Ale to równocześnie oznacza, że łatwo można mu pomódz poprzez nieodpowiedzialne protesty !! Tak się składa, że ów Kat wydaje właśnie "debiutancką" płytę i będzie wdzięczny za każdą formę promocji. Póki zakazy występowania są jedynie lokalne (a zakaz ogólnokrajowy mógłby być wprowadzony jedynie poprzez ustawę dopuszczającą cenzurę), taki Kat powinien całować po rękach prezydentów miast zakazujących mu koncertów. Bowiem z każdego zakazu wychodzi kilka tekstów i innych materjałów prasowych, dzięki którym zapomniane słusznie i powszechnie ramole stają się znane młodszym pokoleniom spijaczy antykościelnych pożywek.
Zauważmy też drugą stronę sprzeczności. Prezydent miasta myśli lokalnie. Dla niego sprawa ryzyka ogólnokrajowego wzrostu popularności Katów jest nieistotna, bowiem podejmując decyzję o zakazaniu koncertu kieruje się w znacznie większym stopniu jej przełożeniem na własne relacje z rozmaitymi interesarjuszami ze swojego miasta. Bierzmy raczej przykład z naszych przeciwników. W takiej "Gazecie Wyborczej" części książek, artykółów czy innych dzieł po prostu się nie omawia. Nie krytykuje się ich, bowiem to byłoby już pewną formą reklamy. "Przemilczanie rzeczy ważnych to hołd dla ich ważności" - powiedział kiedyś nie bez racji śp. Stefan Kisielewski.
Środowiska katolickie rozważające poparcie inicjatywy p. Szczepaniaka powinny to wszystko przemyśleć. Bowiem o ile rewolucja może działać w sposób chaotyczny (czy może działać w sposób uporządkowany ? - nie jestem przekonany), to kontrrewolucja nie powinna. Przywitałbym ze znacznie większem zadowoleniem np. wystosowanie postulatu do tak dużej sieci jak Empik, by wycofała się ze sprzedaży bluźnierczych pseudoartystów. Taka akcja mogłaby mieć jakieś przełożenie finansowe, ewentualnie mogłaby zaowocować powołaniem jakiejś konkurencyjnej sieci sprzedaży mediów i rozrywki. W przypadku awantury o Kata, zyskać na niej mogą tylko 2 podmioty: prezydent Szczepaniak osobiście i ... zespół Romana Kostrzewskiego.

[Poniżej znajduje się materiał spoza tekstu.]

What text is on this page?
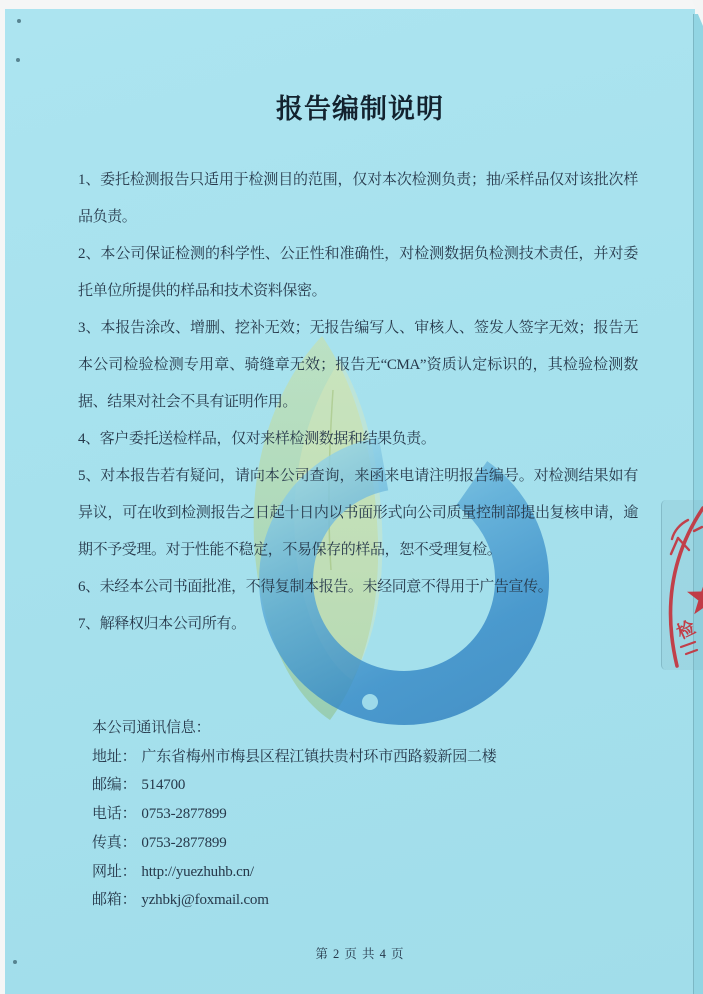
报告编制说明

1、委托检测报告只适用于检测目的范围，仅对本次检测负责；抽/采样品仅对该批次样品负责。

2、本公司保证检测的科学性、公正性和准确性，对检测数据负检测技术责任，并对委托单位所提供的样品和技术资料保密。

3、本报告涂改、增删、挖补无效；无报告编写人、审核人、签发人签字无效；报告无本公司检验检测专用章、骑缝章无效；报告无“CMA”资质认定标识的，其检验检测数据、结果对社会不具有证明作用。

4、客户委托送检样品，仅对来样检测数据和结果负责。

5、对本报告若有疑问，请向本公司查询，来函来电请注明报告编号。对检测结果如有异议，可在收到检测报告之日起十日内以书面形式向公司质量控制部提出复核申请，逾期不予受理。对于性能不稳定，不易保存的样品，恕不受理复检。

6、未经本公司书面批准，不得复制本报告。未经同意不得用于广告宣传。

7、解释权归本公司所有。

本公司通讯信息：
地址： 广东省梅州市梅县区程江镇扶贵村环市西路毅新园二楼
邮编： 514700
电话： 0753-2877899
传真： 0753-2877899
网址： http://yuezhuhb.cn/
邮箱： yzhbkj@foxmail.com
第 2 页 共 4 页
检
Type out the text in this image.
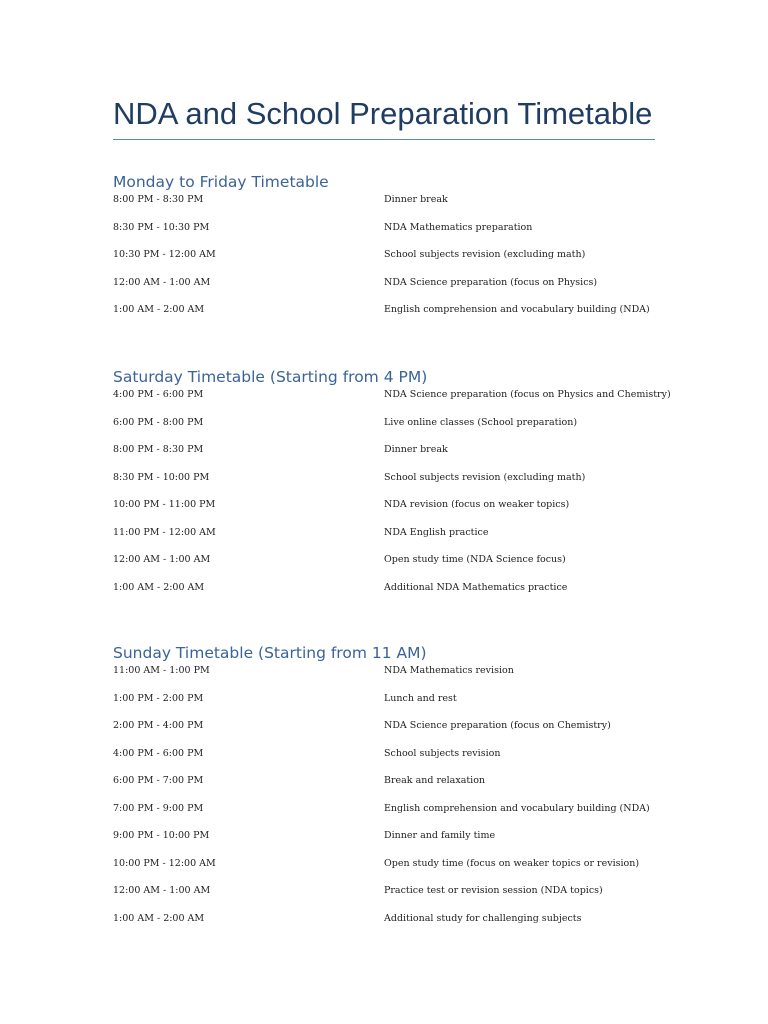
NDA and School Preparation Timetable
Monday to Friday Timetable
8:00 PM - 8:30 PM	Dinner break
8:30 PM - 10:30 PM	NDA Mathematics preparation
10:30 PM - 12:00 AM	School subjects revision (excluding math)
12:00 AM - 1:00 AM	NDA Science preparation (focus on Physics)
1:00 AM - 2:00 AM	English comprehension and vocabulary building (NDA)
Saturday Timetable (Starting from 4 PM)
4:00 PM - 6:00 PM	NDA Science preparation (focus on Physics and Chemistry)
6:00 PM - 8:00 PM	Live online classes (School preparation)
8:00 PM - 8:30 PM	Dinner break
8:30 PM - 10:00 PM	School subjects revision (excluding math)
10:00 PM - 11:00 PM	NDA revision (focus on weaker topics)
11:00 PM - 12:00 AM	NDA English practice
12:00 AM - 1:00 AM	Open study time (NDA Science focus)
1:00 AM - 2:00 AM	Additional NDA Mathematics practice
Sunday Timetable (Starting from 11 AM)
11:00 AM - 1:00 PM	NDA Mathematics revision
1:00 PM - 2:00 PM	Lunch and rest
2:00 PM - 4:00 PM	NDA Science preparation (focus on Chemistry)
4:00 PM - 6:00 PM	School subjects revision
6:00 PM - 7:00 PM	Break and relaxation
7:00 PM - 9:00 PM	English comprehension and vocabulary building (NDA)
9:00 PM - 10:00 PM	Dinner and family time
10:00 PM - 12:00 AM	Open study time (focus on weaker topics or revision)
12:00 AM - 1:00 AM	Practice test or revision session (NDA topics)
1:00 AM - 2:00 AM	Additional study for challenging subjects
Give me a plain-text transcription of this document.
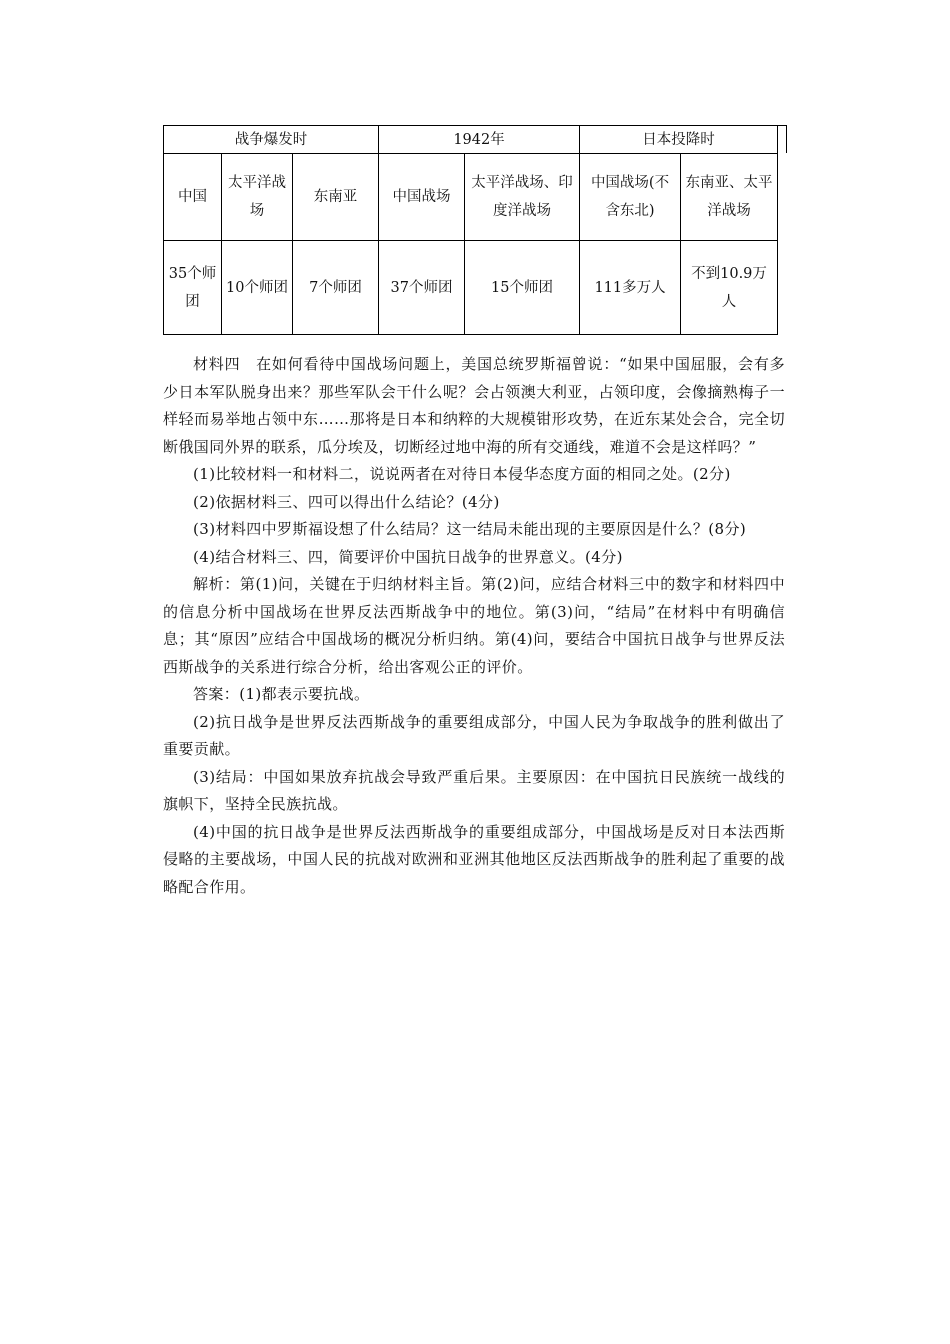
战争爆发时			1942年		日本投降时	
中国	太平洋战场	东南亚	中国战场	太平洋战场、印度洋战场	中国战场(不含东北)	东南亚、太平洋战场
35个师团	10个师团	7个师团	37个师团	15个师团	111多万人	不到10.9万人

材料四　在如何看待中国战场问题上，美国总统罗斯福曾说：“如果中国屈服，会有多少日本军队脱身出来？那些军队会干什么呢？会占领澳大利亚，占领印度，会像摘熟梅子一样轻而易举地占领中东……那将是日本和纳粹的大规模钳形攻势，在近东某处会合，完全切断俄国同外界的联系，瓜分埃及，切断经过地中海的所有交通线，难道不会是这样吗？”

(1)比较材料一和材料二，说说两者在对待日本侵华态度方面的相同之处。(2分)

(2)依据材料三、四可以得出什么结论？(4分)

(3)材料四中罗斯福设想了什么结局？这一结局未能出现的主要原因是什么？(8分)

(4)结合材料三、四，简要评价中国抗日战争的世界意义。(4分)

解析：第(1)问，关键在于归纳材料主旨。第(2)问，应结合材料三中的数字和材料四中的信息分析中国战场在世界反法西斯战争中的地位。第(3)问，“结局”在材料中有明确信息；其“原因”应结合中国战场的概况分析归纳。第(4)问，要结合中国抗日战争与世界反法西斯战争的关系进行综合分析，给出客观公正的评价。

答案：(1)都表示要抗战。

(2)抗日战争是世界反法西斯战争的重要组成部分，中国人民为争取战争的胜利做出了重要贡献。

(3)结局：中国如果放弃抗战会导致严重后果。主要原因：在中国抗日民族统一战线的旗帜下，坚持全民族抗战。

(4)中国的抗日战争是世界反法西斯战争的重要组成部分，中国战场是反对日本法西斯侵略的主要战场，中国人民的抗战对欧洲和亚洲其他地区反法西斯战争的胜利起了重要的战略配合作用。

Jeśli za 2-3 lata ten Kat będzie zbierał choćby po 500 osób na swoich koncertach, to w podziękowaniach na następnym albumie powinien umieścić na 1. miejscu p. Szczepaniaka i jego ewentualnych naśladowców. Mam nadzieję, że przekonałem Państwa do swego zdania. Jeśli nie, zapraszam do dyskusji.

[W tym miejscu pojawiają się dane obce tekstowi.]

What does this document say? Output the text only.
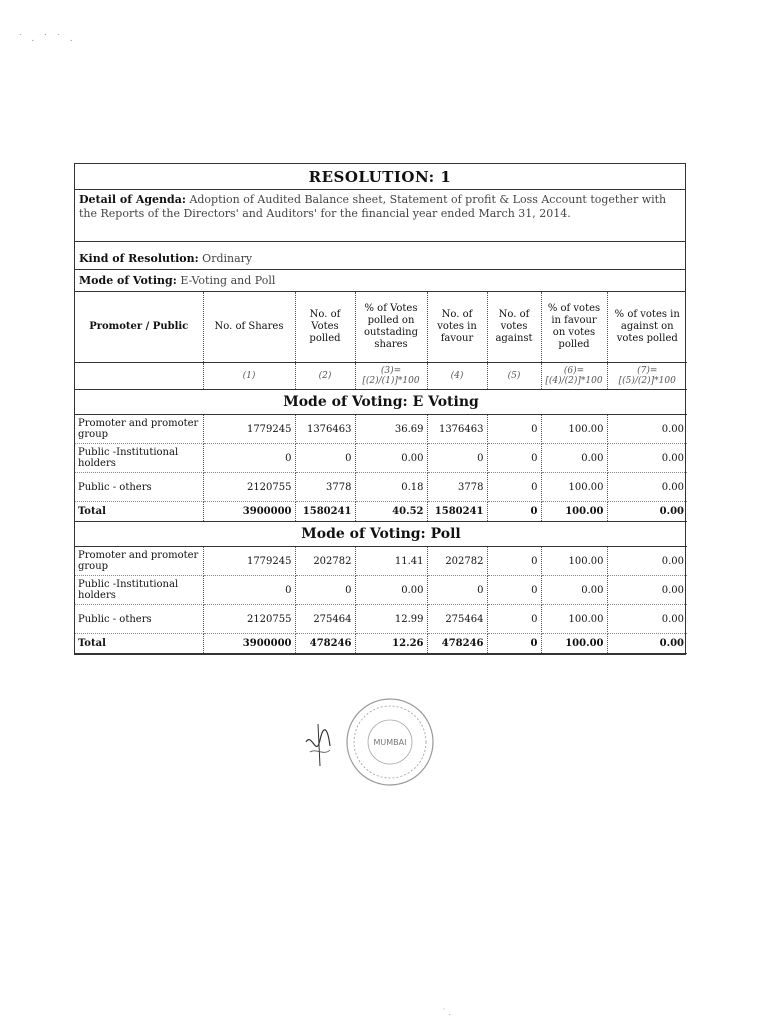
˙ . ˙ ˙ .
RESOLUTION: 1
Detail of Agenda: Adoption of Audited Balance sheet, Statement of profit & Loss Account together with the Reports of the Directors' and Auditors' for the financial year ended March 31, 2014.
Kind of Resolution: Ordinary
Mode of Voting: E-Voting and Poll
Promoter / Public	No. of Shares	No. of Votes polled	% of Votes polled on outstading shares	No. of votes in favour	No. of votes against	% of votes in favour on votes polled	% of votes in against on votes polled
	(1)	(2)	(3)=[(2)/(1)]*100	(4)	(5)	(6)=[(4)/(2)]*100	(7)=[(5)/(2)]*100
Mode of Voting: E Voting							
Promoter and promoter group	1779245	1376463	36.69	1376463	0	100.00	0.00
Public -Institutional holders	0	0	0.00	0	0	0.00	0.00
Public - others	2120755	3778	0.18	3778	0	100.00	0.00
Total	3900000	1580241	40.52	1580241	0	100.00	0.00
Mode of Voting: Poll							
Promoter and promoter group	1779245	202782	11.41	202782	0	100.00	0.00
Public -Institutional holders	0	0	0.00	0	0	0.00	0.00
Public - others	2120755	275464	12.99	275464	0	100.00	0.00
Total	3900000	478246	12.26	478246	0	100.00	0.00
MUMBAI
˙ .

Nie znam bardzo istotnego aspektu koncertu - czy Kaci mieli wynajmować salę na zasadach komercyjnych czy też odwrotnie, mieli być sprowadzeni do ośrodka jako gwiazda i dostać za to wynagrodzenie i zwrot kosztów podróży. Jeśli zaistniała druga alternatywa, to sprawa jest teoretycznie jasna: prezydent Otwocka Zbigniew Szczepaniak odpowiada za wydawanie grosza publicznego i ma prawo nie wydawać go na bzdury. Oczywiście byłoby dobrze, żeby postępował konsekwentnie i zgodnie z tą zasadą redukował wszystkie niekonieczne wydatki miejsce. Zebrałoby się tego przynajmniej z pół budżetu ... A skoro tak nie czyni, to traci nieco prawa do banowania Kostrzewskiego z przyczyn finansowych. Powinien więc raczej pojechać po premji dyrektorowi domu kultury, obniżając ją o koszt koncertu Katów. Jestem przekonany, że pracownik zapamiętałby tę nauczkę na długi czas.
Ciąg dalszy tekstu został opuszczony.